Kyle Blair as Oscar
Lindquist and Julie Martell as Charity Valentine in Sweet Charity. Photo by
Emily Cooper.
Reviewed by James Karas
Sweet Charity is a 1966 Broadway musical that the Shaw Festival has revived as its flagship musical of the season. It is an old style musical which means it has songs with melodies that are integrated in the plot. The plot itself consists of interconnected episodes in the life of Charity Valentine, “a hooker with a heart of gold” as they say. The episodes and humour are 1960’s vintage and familiar to those of a certain age from television musical comedy shows and films.
The production
and the performance deserve words of praise that are unfortunately peppered
with reservations. The ultimate conclusion will be that
is that this is a good, energetic production with some very good dance
routines but not entirely successful. Julie Martell’s singing is good and but one
wanted it to be better. That holds for the rest of the singers. They leap when
you expect them to soar.
Charity works in
the Fandango dance hall as a dance hostess. Her co-worker puts it less
charitably as the rent-a-body job. Charity does have a heart of gold, she
dreams of a better life and, to put unkindly, is just plain stupid.
We meet Charity
in Central Park imagining being engaged to a hunk of a man who simply pushes
her in the lake and steals her purse. Neil Simon, who wrote the book, satirizes
the New Yorkers for their aloofness as they watch the young woman drowning and
run away. A Spaniard, a foreigner, saves her.
Mark Uhre as Vittorio Vidal and Jacqueline Thair as Ursula inSweet Charity. Photo by Emily Cooper
In the next
scene, Charity ends up on the arm of movie star Vittorio Vidal (Mark Uhre). He
has an argument with his dizzy blonde girlfriend Ursula (Jacqueline Thair). Charity
ends up in Vittorio’s apartment (“If my friends could only see me now” she
sings) but the party is broken up when Ursula arrives. There is ample
opportunity for farcical comedy and director Morris Panych takes advantage of
it as Charity tries to hide from the jealous and suspicious Ursula.
Charity tries to
upgrade herself by going to classes at the YMCA. She is trapped in an elevator
with Oscar (Kyle Blair), a decent, shy, claustrophobic, slightly damaged young
man and they end up going to a hippie church and are subsequently stuck on a Ferris
wheel. She is afraid of heights. There is comedy, touching emotional contact
and singing as the two “losers” reach out and fall in love.
Jay Turvey plays the dictatorial but
amusing owner of the Fandango. Nickie (Kimberley Rampersad) and Helene (Melanie
Philipson) are Charity’s friends at the Fandango who have their feet on the
ground and their dreams of a better life in check.
Neil Simon, Cy
Coleman (book) and Dorothy Fields (lyrics) created a very good show combining
comedy, dance and songs.

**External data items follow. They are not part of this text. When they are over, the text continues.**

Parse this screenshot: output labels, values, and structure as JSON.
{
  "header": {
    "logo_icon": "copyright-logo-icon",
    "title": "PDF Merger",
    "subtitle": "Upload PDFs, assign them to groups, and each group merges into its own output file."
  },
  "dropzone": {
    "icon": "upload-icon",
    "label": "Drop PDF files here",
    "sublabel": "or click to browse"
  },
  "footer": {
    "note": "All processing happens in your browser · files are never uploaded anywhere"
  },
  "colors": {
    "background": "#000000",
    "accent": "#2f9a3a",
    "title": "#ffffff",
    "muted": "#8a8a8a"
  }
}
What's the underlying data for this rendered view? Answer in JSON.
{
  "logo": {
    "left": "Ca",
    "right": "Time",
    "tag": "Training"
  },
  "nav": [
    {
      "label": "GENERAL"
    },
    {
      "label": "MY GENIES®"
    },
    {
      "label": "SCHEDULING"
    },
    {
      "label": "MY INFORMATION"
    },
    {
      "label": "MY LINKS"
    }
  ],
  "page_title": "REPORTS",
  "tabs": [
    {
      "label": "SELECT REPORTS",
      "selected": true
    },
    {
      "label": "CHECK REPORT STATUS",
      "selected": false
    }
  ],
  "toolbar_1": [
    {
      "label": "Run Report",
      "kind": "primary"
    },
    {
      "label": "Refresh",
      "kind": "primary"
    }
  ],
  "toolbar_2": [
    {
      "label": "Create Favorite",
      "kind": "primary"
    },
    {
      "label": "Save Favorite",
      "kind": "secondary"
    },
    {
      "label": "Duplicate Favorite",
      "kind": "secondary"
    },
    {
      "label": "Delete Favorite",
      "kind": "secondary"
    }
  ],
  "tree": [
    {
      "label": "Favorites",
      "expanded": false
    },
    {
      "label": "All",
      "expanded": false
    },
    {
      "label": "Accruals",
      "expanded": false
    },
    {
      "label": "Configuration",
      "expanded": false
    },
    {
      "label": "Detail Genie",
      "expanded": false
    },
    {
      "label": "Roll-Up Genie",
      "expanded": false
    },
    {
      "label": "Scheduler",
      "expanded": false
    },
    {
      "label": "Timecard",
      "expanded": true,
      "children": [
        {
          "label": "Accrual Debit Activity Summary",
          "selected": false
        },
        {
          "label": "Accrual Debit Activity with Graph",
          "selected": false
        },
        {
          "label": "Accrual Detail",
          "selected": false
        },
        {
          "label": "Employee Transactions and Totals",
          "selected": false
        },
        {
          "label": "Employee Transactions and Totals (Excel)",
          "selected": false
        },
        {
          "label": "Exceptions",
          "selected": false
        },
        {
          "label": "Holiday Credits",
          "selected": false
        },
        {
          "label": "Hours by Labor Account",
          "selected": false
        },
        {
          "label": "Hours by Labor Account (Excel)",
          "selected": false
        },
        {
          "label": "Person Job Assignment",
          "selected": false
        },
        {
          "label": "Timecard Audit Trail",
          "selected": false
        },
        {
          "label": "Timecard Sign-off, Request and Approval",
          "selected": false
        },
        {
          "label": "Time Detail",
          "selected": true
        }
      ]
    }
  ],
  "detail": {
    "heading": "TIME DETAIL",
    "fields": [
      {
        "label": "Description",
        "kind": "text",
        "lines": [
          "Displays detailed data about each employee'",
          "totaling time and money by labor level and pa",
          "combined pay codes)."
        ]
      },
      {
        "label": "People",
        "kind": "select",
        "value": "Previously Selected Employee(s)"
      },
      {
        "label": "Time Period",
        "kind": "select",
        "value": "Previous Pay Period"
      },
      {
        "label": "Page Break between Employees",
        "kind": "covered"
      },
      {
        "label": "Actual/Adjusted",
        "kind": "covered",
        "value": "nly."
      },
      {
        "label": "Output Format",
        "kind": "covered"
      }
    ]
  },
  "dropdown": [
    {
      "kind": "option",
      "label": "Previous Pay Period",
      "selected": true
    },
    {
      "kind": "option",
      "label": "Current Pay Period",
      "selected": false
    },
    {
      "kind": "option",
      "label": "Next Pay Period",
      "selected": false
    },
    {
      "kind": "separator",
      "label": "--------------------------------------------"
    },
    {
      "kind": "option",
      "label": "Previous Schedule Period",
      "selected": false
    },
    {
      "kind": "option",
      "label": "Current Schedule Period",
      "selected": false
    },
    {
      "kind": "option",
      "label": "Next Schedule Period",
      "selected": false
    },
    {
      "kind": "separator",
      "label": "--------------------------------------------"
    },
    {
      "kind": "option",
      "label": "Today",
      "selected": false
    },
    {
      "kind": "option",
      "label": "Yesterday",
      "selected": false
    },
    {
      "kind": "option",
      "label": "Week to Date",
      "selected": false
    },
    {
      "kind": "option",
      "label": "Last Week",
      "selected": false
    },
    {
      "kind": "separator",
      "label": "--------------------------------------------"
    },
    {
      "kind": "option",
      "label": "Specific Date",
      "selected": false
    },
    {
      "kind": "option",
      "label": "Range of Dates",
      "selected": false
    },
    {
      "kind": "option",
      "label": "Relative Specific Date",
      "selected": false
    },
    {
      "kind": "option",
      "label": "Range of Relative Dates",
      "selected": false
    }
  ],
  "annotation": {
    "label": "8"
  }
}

Musical Director Paul Sportelli has decided to jazz up
the original instrumentation with, in his words, “electric bass, electric
guitar and an array of classic keyboard sounds.” It made the orchestra louder without improving
the sound of the music.
We approach the
final scene of Sweet Charity hoping that the hooker’s dream will be fulfilled;
she and Oscar will find happiness running a Mobil gas station and love will
triumph. Alas.
______
Sweet Charity by Neil Simon
(book), Cy Coleman (music) and Dorothy Fields (lyrics) will run in repertory
until October 31, 2015 at the Festival
Theatre, Shaw Festival, Niagara-on-the-Lake, Ontario. www.shawfest.com.